Mayor Bernard C. “Jack” Young should be submitting Sharkey’s nomination sometime this month, said a source who asked to remain anonymous because they are not authorized to speak publicly about the appointment.
Another City Hall source, who requested they not be named for the same reason, said they “strongly believe” Sharkey will be the nominee, and that his background is “well-suited for DOT.”
“He seems like a good pick,” they said. “He’s got a good reputation for management and leadership development. That’s what we need in DOT.”
Young’s spokesman James Bentley II said he was not sure whether Sharkey will be the pick: “I have no information on that announcement as of yet.”
If chosen and approved by the council’s Executive Appointments Committee, Sharkey would step in for Frank Murphy, who’s been serving as acting director of the troubled department since Pugh administration hire Michelle Pourciau resigned in April.
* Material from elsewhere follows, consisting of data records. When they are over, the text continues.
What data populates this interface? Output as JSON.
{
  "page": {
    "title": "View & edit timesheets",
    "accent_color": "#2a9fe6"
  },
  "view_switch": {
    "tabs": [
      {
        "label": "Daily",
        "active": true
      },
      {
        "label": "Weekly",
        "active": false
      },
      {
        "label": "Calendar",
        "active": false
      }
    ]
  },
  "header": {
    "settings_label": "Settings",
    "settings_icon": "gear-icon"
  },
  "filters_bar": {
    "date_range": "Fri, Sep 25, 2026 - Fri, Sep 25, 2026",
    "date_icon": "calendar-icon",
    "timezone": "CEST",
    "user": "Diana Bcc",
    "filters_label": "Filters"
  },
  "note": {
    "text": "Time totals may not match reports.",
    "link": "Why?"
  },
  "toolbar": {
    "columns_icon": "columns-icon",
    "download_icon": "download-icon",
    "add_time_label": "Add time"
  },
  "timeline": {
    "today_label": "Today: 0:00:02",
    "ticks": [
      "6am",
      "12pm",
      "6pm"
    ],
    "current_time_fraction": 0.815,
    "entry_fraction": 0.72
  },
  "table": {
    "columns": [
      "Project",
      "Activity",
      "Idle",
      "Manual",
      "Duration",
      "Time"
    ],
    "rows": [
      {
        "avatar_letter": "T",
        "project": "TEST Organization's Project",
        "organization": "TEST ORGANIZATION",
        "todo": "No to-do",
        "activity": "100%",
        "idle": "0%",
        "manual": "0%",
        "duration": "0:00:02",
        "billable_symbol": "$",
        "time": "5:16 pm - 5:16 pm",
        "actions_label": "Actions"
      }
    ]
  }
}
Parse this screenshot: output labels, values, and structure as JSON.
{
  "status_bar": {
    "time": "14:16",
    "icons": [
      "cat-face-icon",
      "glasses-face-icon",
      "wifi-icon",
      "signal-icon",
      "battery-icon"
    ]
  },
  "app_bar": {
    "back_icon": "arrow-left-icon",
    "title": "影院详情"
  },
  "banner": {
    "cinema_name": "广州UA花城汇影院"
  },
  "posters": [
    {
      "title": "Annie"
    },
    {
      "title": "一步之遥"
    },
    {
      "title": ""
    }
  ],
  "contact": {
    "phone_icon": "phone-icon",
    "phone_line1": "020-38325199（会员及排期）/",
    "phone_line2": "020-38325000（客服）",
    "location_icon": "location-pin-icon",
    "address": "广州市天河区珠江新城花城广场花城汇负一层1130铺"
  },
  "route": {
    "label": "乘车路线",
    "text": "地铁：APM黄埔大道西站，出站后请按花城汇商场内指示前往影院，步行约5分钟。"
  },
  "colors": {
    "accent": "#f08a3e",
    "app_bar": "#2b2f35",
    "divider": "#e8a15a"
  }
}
Pourciau stepped down after The Baltimore Sun reported the city’s inspector general had launched an investigation into the morale and operations of the department. The OIG has separately published other reports exposing wage theft and other misconduct within the department in recent months.
Reached by phone, DOT spokesman German Vigil said the agency had no comment.
A city bureaucrat of 14 years, Sharkey was appointed to the director position for DGS in 2013 during the Rawlings-Blake administration. He began his career in city government in 2005 as an intern for CitiStat, and went on to serve as an analyst and then deputy director. He also served in other roles, including division chief of special services and property management within the Baltimore City Department of Public Works, and director of special projects for the Baltimore Police Department, before Rawlings-Blake made him head of DGS.
Sharkey’s office said he had left for an appointment Tuesday afternoon and was unavailable to comment. We’ve also reached out to him via email.